Струна — страница 29 из 41

– Пошли, – сказала Маруся и положила на землю шланг.

Я огляделся.

– Да. Пошли… Иду.

Отцу, когда уходил, а уходил я не прощаясь, ночью, я оставил на кухонном столе свой рисунок скрипки. Я ведь всегда любил рисовать. Это была разъятая скрипка, под Пикассо, – на прощанье… Что же я… На прощанье. Отец…

– Ну! Ну… идем! Пошли, – дернула меня за плечо Маруся. – Слышишь?

– Да, – сказал я. – Это прямо, потом… Влево от Шульгина. Это влево от Шульгина.


2002

Сабадель

Мой трехлетний сын по-прежнему сидел на корточках в белой мохнатой куртке и сопел, подбирая с тротуара ракушки. Было не холодно, в переулке народу в такой час не было, кругом серые, двухэтажные, а то и выселенные – выбиты стекла – дома.

Сын работал старательно. Маленькие эти ракушки почему-то каждый раз из коробочки высыпались на том же месте, когда отводил его утром перед работой к бабушке.

Я очень всегда старался ну хоть немного уменьшить ракушечное количество, ведь я опаздывал и, нагибаясь, делал вид, что помогаю, зажимал то и дело найденные в кулаке, незаметно прятал в карман.

Сын покосился, не поднимаясь с корточек. Медленно пошел не очень густой снег.

– Пойдем, – сказал я. Сын не отвечал, покрасневшие его пальцы все так же обследовали тротуар. Крышка у коробочки была откинута, в нее изредка падал снег.

Эта коробка такая была старая, продолговатая, сверху тоже обклеенная ракушками. В молодости моя бабушка, а ему-то уже прабабушка, ее привезла из отпуска с юга.

– Пойдем! – повторил я громче, и мы пошли. Но теперь он не хотел идти со мной за ручку, коробку он прижимал обеими руками к животу.

Бабушку мы увидели издалека. Она ходила возле дома, твердо ступая большими зимними сапогами, сама невысокая, сухощавая, на ней клетчатое, до пят пальто, на голове темный берет, из-под которого седые прямые волосы.

Она не встречала нас, ходила взад-вперед, впечатывая в асфальт подошвы, то есть необходимая прогулка по утрам, а нас она вроде не замечала. Снег становился гуще, и побелевший тротуар был весь в отпечатках ее сапог.

Бабушка все-таки кивнула мне, улыбнулась Петьке и отправилась сразу к подъезду. Мой сын, не оглядываясь, потрусил за ней. Бабушка любила его больше, чем меня.

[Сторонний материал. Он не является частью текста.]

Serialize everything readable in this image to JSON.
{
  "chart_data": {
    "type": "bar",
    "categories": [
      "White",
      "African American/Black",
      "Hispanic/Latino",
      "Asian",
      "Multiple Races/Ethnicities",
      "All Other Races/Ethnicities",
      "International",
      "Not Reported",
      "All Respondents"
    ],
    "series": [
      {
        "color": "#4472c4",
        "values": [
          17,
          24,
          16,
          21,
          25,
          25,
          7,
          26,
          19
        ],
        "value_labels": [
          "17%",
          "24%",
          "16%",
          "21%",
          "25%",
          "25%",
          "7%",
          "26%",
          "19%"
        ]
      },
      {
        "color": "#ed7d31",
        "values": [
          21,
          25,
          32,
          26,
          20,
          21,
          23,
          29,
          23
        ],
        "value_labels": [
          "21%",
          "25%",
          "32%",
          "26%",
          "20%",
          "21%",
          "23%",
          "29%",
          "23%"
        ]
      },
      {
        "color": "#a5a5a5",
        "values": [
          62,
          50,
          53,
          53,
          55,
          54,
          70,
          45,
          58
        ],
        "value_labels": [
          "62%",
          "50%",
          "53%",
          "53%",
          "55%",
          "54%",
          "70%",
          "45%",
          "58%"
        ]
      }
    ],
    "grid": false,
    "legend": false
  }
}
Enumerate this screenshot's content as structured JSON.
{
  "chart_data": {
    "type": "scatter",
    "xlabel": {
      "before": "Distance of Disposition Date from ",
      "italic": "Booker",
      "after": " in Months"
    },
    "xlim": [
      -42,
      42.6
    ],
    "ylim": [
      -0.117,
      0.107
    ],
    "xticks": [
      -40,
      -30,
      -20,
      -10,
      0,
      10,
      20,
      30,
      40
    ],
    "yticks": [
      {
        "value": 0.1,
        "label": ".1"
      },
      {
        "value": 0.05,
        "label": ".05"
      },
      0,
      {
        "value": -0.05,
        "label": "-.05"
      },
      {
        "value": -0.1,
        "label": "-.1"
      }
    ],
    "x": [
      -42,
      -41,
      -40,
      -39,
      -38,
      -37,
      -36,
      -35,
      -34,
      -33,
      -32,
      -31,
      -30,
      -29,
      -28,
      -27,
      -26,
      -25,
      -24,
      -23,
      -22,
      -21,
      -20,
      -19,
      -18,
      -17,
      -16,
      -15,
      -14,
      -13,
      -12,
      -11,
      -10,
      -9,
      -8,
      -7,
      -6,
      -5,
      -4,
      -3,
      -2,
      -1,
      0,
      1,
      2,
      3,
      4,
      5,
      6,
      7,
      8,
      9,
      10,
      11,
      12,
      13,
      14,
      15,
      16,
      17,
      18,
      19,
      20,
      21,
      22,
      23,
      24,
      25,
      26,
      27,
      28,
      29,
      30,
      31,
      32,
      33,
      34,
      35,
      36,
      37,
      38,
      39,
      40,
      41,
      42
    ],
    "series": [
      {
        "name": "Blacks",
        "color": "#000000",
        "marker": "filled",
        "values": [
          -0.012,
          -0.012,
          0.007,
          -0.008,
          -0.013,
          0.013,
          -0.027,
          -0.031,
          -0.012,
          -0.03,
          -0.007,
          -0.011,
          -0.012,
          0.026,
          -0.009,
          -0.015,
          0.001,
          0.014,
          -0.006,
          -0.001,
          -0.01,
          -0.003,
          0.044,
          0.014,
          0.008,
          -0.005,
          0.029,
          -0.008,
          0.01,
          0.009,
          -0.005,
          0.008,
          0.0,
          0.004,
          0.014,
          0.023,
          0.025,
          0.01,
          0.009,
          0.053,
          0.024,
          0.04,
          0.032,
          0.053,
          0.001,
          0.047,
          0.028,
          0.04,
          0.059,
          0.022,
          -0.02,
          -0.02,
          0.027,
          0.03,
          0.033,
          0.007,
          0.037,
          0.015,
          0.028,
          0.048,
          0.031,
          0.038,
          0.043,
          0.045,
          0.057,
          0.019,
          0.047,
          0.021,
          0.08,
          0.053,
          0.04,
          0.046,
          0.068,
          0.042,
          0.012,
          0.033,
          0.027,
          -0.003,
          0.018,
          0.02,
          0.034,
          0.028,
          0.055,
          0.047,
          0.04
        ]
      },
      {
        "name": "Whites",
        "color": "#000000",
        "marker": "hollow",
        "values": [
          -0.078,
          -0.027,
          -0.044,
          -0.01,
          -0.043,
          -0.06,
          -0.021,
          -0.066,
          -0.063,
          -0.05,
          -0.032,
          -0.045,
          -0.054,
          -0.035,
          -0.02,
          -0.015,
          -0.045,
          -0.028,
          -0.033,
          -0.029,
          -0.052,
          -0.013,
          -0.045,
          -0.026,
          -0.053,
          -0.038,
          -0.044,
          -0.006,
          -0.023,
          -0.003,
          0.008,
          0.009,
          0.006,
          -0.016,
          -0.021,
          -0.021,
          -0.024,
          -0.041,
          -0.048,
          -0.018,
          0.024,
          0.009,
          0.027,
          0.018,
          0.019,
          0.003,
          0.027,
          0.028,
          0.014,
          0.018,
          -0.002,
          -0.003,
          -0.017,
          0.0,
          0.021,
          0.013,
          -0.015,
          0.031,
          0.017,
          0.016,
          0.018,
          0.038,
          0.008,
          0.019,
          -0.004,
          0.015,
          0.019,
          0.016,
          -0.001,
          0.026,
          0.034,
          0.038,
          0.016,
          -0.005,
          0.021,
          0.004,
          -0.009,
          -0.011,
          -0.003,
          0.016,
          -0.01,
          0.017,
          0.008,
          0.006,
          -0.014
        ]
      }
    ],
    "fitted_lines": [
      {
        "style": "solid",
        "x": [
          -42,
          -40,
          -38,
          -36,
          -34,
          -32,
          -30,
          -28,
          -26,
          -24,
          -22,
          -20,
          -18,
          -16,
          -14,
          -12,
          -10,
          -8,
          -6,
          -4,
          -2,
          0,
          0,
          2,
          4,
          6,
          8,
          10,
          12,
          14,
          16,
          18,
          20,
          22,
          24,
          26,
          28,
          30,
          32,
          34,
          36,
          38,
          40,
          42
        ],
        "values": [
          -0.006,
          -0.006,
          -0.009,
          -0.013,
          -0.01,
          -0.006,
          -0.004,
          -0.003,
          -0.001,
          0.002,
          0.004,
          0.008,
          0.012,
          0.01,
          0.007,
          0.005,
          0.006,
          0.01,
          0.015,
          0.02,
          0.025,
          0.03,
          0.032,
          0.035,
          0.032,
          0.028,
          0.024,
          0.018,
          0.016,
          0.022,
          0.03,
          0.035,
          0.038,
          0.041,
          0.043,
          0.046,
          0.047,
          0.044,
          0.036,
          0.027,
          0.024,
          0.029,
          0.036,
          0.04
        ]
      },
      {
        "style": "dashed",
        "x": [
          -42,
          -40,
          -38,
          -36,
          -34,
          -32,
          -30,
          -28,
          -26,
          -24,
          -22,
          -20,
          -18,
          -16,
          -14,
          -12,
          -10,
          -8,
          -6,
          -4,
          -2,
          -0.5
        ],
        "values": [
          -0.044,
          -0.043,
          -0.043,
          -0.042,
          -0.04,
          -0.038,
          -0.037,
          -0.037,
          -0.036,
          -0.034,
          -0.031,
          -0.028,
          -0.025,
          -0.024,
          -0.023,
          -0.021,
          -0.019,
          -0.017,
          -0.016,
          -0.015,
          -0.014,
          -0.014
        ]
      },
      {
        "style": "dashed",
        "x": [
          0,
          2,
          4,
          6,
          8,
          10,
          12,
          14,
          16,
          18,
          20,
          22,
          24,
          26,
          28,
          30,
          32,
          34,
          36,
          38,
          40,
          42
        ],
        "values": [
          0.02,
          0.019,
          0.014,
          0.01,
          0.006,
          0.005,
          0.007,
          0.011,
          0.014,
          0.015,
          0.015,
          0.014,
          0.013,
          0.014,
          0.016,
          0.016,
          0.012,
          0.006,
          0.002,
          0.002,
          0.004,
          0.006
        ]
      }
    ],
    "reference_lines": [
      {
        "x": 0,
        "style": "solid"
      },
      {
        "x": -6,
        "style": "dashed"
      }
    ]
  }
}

С работы я вернулся поздно, Люба с Петькой уже спали – Петьку, как заведено, я отвожу утром, вечером Люба его забирает, в их отделе не пересиживают. А в нашей большой, можно сказать «гостиная», комнате в длинных трусах и в майке с надписью BILLA на груди сидел отец. Приехал. За пенсией.

– Салют, – сказал он, подняв руку с зажженной сигаретой. Сидел на постеленной ему тахте и курил, нос картошкой, лысоватый, животик нависал на трусы. А лицо, шея, худые руки до локтей загорелые. Руки труженика. Молодец.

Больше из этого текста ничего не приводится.